車を走らせているうちに、由梨は遊園地に行こうと思い立つ。
遊園地の中には、アラスカ・インデアンの、民芸品の展覧会場があり、さほど興味もないのに由梨は、奇怪な面や、動物の顔や頭を象(かた)どった被りものなどを見つめる。
一通り見終わった頃、桃色のシャツを着た男が、展覧会場の終了を、告げにやって来た。
この小説には沢山のいい所があるが、あえて一つだけ挙げれば、少々意地悪な会話の、切れの良さである。
一部引用してみよう。
「ふん、ママ、若く見えたいのね」
「そうよ。女は誰でも若く見えたいのよ」
「だけどね、ママ、みんな梨恵がいるのを知っているから、少くとも三十より若いとは思わないわよ」
「十六ぐらいで子供を生む女のひともいるわよ」
「そういうのは不良少女よ」
「どうお、ママ、二十六に見えると思う?」
「梨恵はもう知っているから、知らない時のような気分になれないのよ」
「何だって、何時まで其処(そこ)に突っ立っているの。ひとを批評ばかりするのはよくないことよ。殊(こと)に女の子は嫌われます」
まだまだ引用したい所が山程あるが、登場人物たちの絶妙な会話のやり取りを、ぜひ楽しんでほしい。
「不倫」という言葉が当たり前のように日常化している今日、この小説を読むと、さほどの衝撃を感じない方も、いるかもしれない。

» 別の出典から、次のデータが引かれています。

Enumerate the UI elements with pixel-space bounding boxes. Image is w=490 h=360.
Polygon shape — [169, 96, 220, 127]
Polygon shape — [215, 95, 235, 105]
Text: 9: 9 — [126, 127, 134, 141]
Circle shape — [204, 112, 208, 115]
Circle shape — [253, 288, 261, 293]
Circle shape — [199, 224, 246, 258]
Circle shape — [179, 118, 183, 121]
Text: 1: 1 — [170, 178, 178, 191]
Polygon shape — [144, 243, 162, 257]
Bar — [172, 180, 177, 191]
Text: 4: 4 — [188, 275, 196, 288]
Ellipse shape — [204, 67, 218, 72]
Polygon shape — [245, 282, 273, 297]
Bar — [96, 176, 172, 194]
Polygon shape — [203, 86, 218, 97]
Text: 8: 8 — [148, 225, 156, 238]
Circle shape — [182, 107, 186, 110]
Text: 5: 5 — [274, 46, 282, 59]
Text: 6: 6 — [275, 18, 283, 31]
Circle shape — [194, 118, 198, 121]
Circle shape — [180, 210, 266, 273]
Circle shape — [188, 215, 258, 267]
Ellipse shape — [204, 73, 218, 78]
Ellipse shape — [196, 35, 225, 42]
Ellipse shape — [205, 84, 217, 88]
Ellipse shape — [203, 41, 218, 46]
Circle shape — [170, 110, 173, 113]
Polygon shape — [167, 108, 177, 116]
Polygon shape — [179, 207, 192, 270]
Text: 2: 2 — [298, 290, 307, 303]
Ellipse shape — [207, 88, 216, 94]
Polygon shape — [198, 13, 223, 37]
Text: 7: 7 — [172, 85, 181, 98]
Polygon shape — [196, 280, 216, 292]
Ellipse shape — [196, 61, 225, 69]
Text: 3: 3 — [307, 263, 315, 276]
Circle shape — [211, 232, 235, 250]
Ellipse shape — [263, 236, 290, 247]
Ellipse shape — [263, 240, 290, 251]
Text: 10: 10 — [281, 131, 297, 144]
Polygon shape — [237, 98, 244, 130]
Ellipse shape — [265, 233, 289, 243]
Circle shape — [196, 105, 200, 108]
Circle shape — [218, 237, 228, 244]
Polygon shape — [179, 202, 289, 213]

だが、この小説は驚くべきことに、1968年に書かれたのだ。
作者は、この処女作で、芥川賞を受賞した。
紙の本三匹の蟹
2020/06/11 22:08
蟹って、たしかに人の顔にみえる
0人中、0人の方がこのレビューが役に立ったと投票しています。
投稿者:ふみちゃん - この投稿者のレビュー一覧を見る
「三匹の蟹」というタイトルは、海辺のモーテルの名前からきている。緑色のランプがついていたということは空室ありということなのだが、桃色シャツの男と主人公がこのモーテルにはいったかどうかまでは書かれていない。でも、何も起こらなかっただろうと思う、「喋ることが無いのだもの」と桃色シャツを冷たくあしらった彼女だから、彼女は遠くアメリカの地で何もかもに疲れてしまったのだろう。モーテルの名前だけではなくて、冒頭にも蟹が登場する「蟹の甲羅は甲羅であって、顔ではないのだが、どういうわけだか、由梨は何時でもそのいびつな蟹の甲羅が顔に思えて仕方がないのである」。蟹は何だか哀しいという彼女の気持ちを具現化したものなのだろうか。この作品は第59回(1966年)芥川賞受賞作だ
紙の本三匹の蟹
2001/03/09 15:28
人の心と心は、霧の中に立っているようなもの
0人中、0人の方がこのレビューが役に立ったと投票しています。
投稿者:せいあ - この投稿者のレビュー一覧を見る
「三匹の蟹」は、誰にも起こりうる出来事を描いているだけによりリアルであると思う。
主人公由梨の一夜は、あるコミュニケーションの一つの形にすぎない。この物語は特別な体験を描いた作品ではない。だから、地味な作品である。
ある一定の感情に滞った状態や何かよくわからないもやを払うために、きっかけとして人は何かとコミュニケーションをとろうとする。自分とは違う何かとふれあうことでこれまでの凝り固まった価値観に新しい風を吹かせ、間違いを修正したり、自己を再確認したりする。
人が当たり前のように誰かと会話したり、スキンシップしたりしていることを、深く掘り下げて考えるきっかけになった。